Here are two siblings I picked up recently, Adnams Broadside Original Ale and Adnams Suffolk Strong Bitter. This first was $2.99 USD at the Party Source, the second $3.25 CND at the LCBO. With taxes and custom costs, the first likely cost at least $5.00 CND. The cost of research.
The brewery says of itself:
Discerning drinkers have been enjoying the superb taste of Adnams beers since 1872. Brewed in the Suffolk coastal town of Southwold, they owe their unique flavour to the finest East Anglian barley, old-fashioned English hop varieties and famous Adnams yeast.It also says it sells wine and owns two hotels, part of the unending job of old brewers to diversify to stay alive that you can read about in excellent recent histories of the British brewing scene like Man Walks into a Pub by Pete Brown or Martyn Cornell's Beer: The Story of the Pint - both books highly recommended by the way.
- Broadside Original Ale: In Michael Jackson's Great Beer Guide, my paperback copy published in 2000, this beer is called Broadside Strong Ale and at 6.0% that is a reasonable claim. He says it is:
...an amber-red string ale with a rocky head; firm, remarkably smooth body; mellow, nutty malt flavours; a cherrylike finish, enough lingering dryness to make the drinking thirst for anotherI find Jackson's descriptions a bit ripe and too blandly positive sometimes - and a wee bit generic...but it is a difficult thing to describe taste in words and, even though this review appears on page 11 of his 542 page book, you can imagine that the adjective have to be allocated somewhat judiciously throughout a text reviewing 500 brews to ensure each of the 500 get a favourable touch, equally distributing the concept of "great".

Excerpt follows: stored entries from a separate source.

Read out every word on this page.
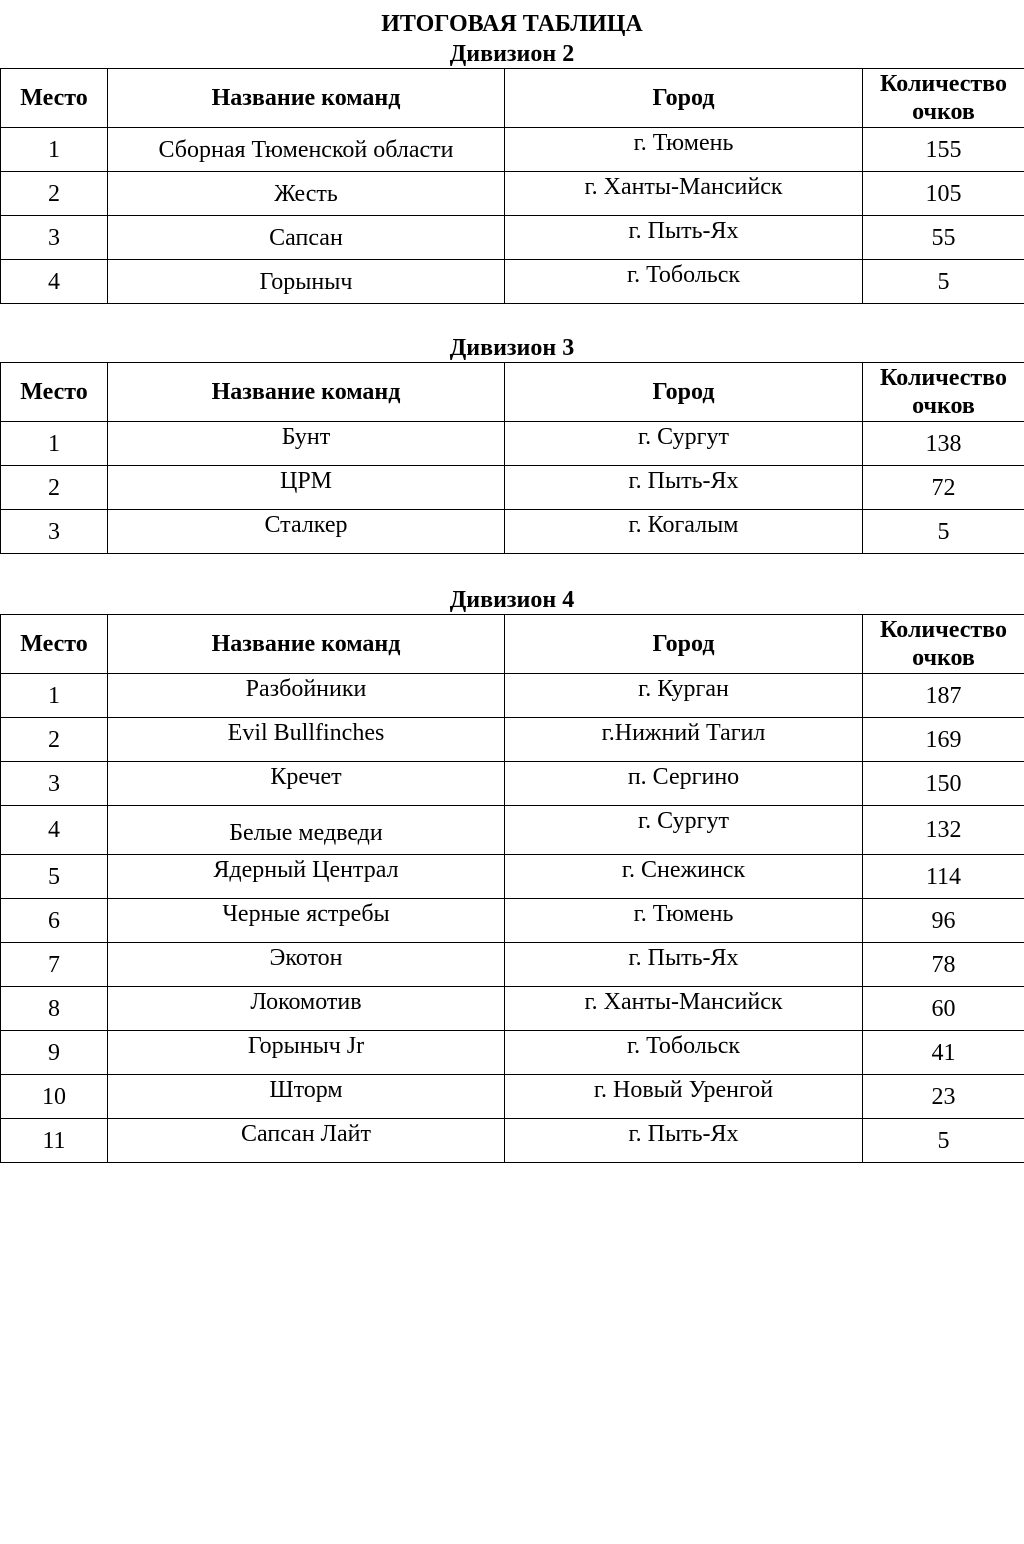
ИТОГОВАЯ ТАБЛИЦА
Дивизион 2
Место	Название команд	Город	Количество
очков
1	Сборная Тюменской области	г. Тюмень	155
2	Жесть	г. Ханты-Мансийск	105
3	Сапсан	г. Пыть-Ях	55
4	Горыныч	г. Тобольск	5
Дивизион 3
Место	Название команд	Город	Количество
очков
1	Бунт	г. Сургут	138
2	ЦРМ	г. Пыть-Ях	72
3	Сталкер	г. Когалым	5
Дивизион 4
Место	Название команд	Город	Количество
очков
1	Разбойники	г. Курган	187
2	Evil Bullfinches	г.Нижний Тагил	169
3	Кречет	п. Сергино	150
4	Белые медведи	г. Сургут	132
5	Ядерный Централ	г. Снежинск	114
6	Черные ястребы	г. Тюмень	96
7	Экотон	г. Пыть-Ях	78
8	Локомотив	г. Ханты-Мансийск	60
9	Горыныч Jr	г. Тобольск	41
10	Шторм	г. Новый Уренгой	23
11	Сапсан Лайт	г. Пыть-Ях	5
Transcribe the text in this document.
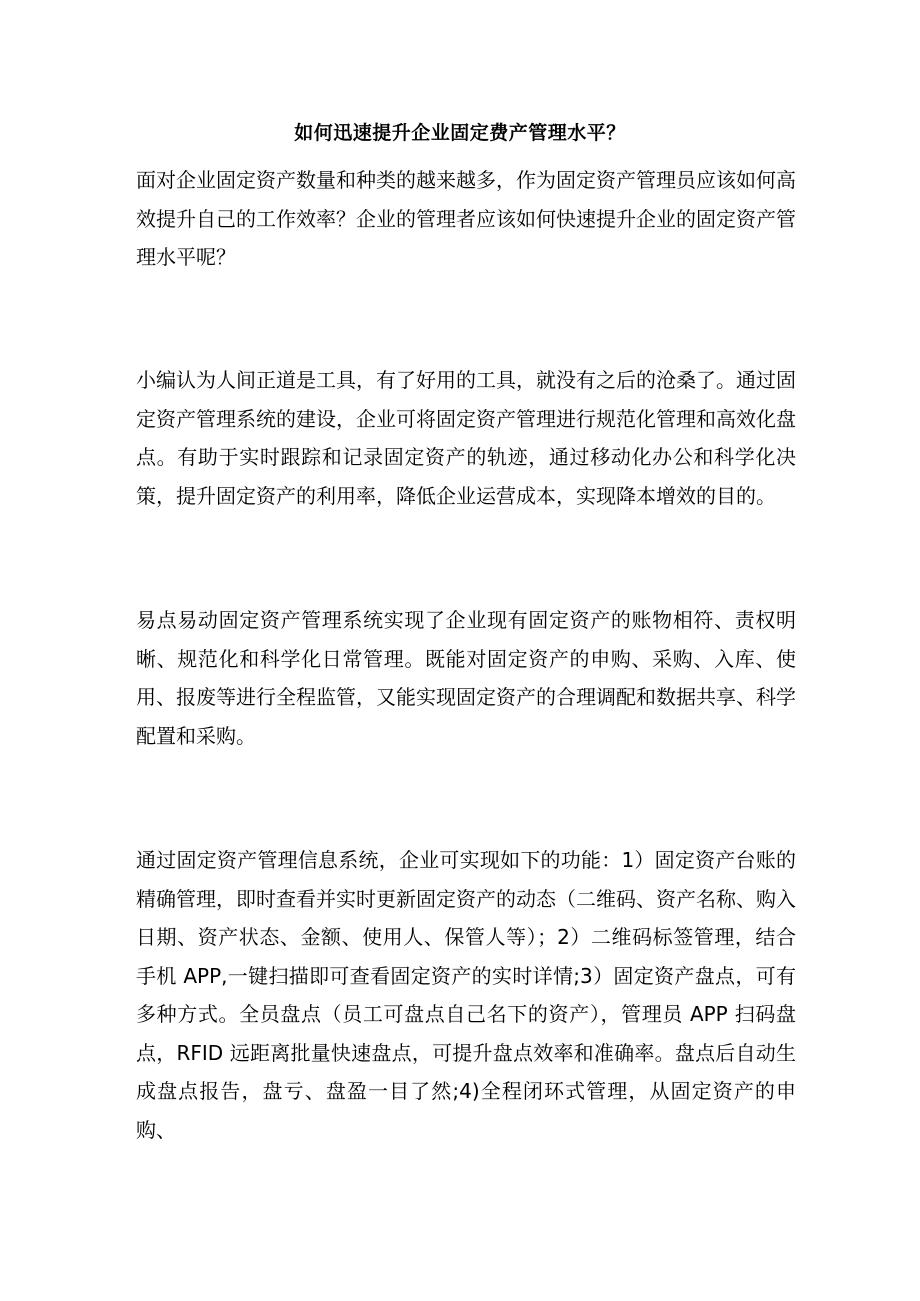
如何迅速提升企业固定费产管理水平？
面对企业固定资产数量和种类的越来越多，作为固定资产管理员应该如何高效提升自己的工作效率？企业的管理者应该如何快速提升企业的固定资产管理水平呢？
小编认为人间正道是工具，有了好用的工具，就没有之后的沧桑了。通过固定资产管理系统的建设，企业可将固定资产管理进行规范化管理和高效化盘点。有助于实时跟踪和记录固定资产的轨迹，通过移动化办公和科学化决策，提升固定资产的利用率，降低企业运营成本，实现降本增效的目的。
易点易动固定资产管理系统实现了企业现有固定资产的账物相符、责权明晰、规范化和科学化日常管理。既能对固定资产的申购、采购、入库、使用、报废等进行全程监管，又能实现固定资产的合理调配和数据共享、科学配置和采购。
通过固定资产管理信息系统，企业可实现如下的功能：1）固定资产台账的精确管理，即时查看并实时更新固定资产的动态（二维码、资产名称、购入日期、资产状态、金额、使用人、保管人等）；2）二维码标签管理，结合手机 APP,一键扫描即可查看固定资产的实时详情;3）固定资产盘点，可有多种方式。全员盘点（员工可盘点自己名下的资产），管理员 APP 扫码盘点，RFID 远距离批量快速盘点，可提升盘点效率和准确率。盘点后自动生成盘点报告，盘亏、盘盈一目了然;4)全程闭环式管理，从固定资产的申购、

My existence is not so restricted as I am not bound by such convention. The first thing I encountered was a big creamy orange malty wave. Not unlike a Terry's chocolate orange was my immediate impression. The hops goldings can be manipulated by the brewer to create a real rich orange juice tone in an ale. This matches well with the hefty use of dark crystal malt which gives raisiny and butter tastes. This is a big blanket of a beer - comforting, warming, even supporting your excuses for unfortunate lifestyle decisions in your past. It is a soft ale with a big body, with a suggestion of the tang old ale under the rich, slightly leathery patina. Patina like that rich dark stuff on old furniture that builds up in the crevices. A great comparator would be Charles Wells Bombardier which I have described as sitting at the place where pale ale and old ale meet. The same is true for Broadside. The Advocators approve.
- Adnams Suffolk Strong Bitter: This ale has a bit of rustic edge, more bitter than flowery, more malty than herbal. Just going from notes, it is more in the nature of Black Sheep Ale or Cooperstown Back Yard India Pale Ale. Under that roughness in this case there is also some orange as well as raisin, some of the same flavours in the Broadside in a lighter version. This is not, however, a light bodied beer by any respect. Even at 4.5% it is a mouthful. The brewery says it is:
refreshing beer of real flavour, SSB is distinctively hoppy and deliciously dry - perfect served cool.It does have a very dry end, slightly astringent. Michael Jackson says in his Great Beer Guide that it has "a firm, dry biscuity, malt background" and notes that the main hop is Fuggles. I don't get the biscuity on this beer but the rest rings true. If there is a biscuit in there is just as likely to call it raisin bread. Taste is a funny thing and different people combine elements to create different analogies. For me, if there is raisin due to dark crystal malt, that is an important note to note. BAers approve. One uses a great word that is spot on with this certain type of hop bitterness: chewy.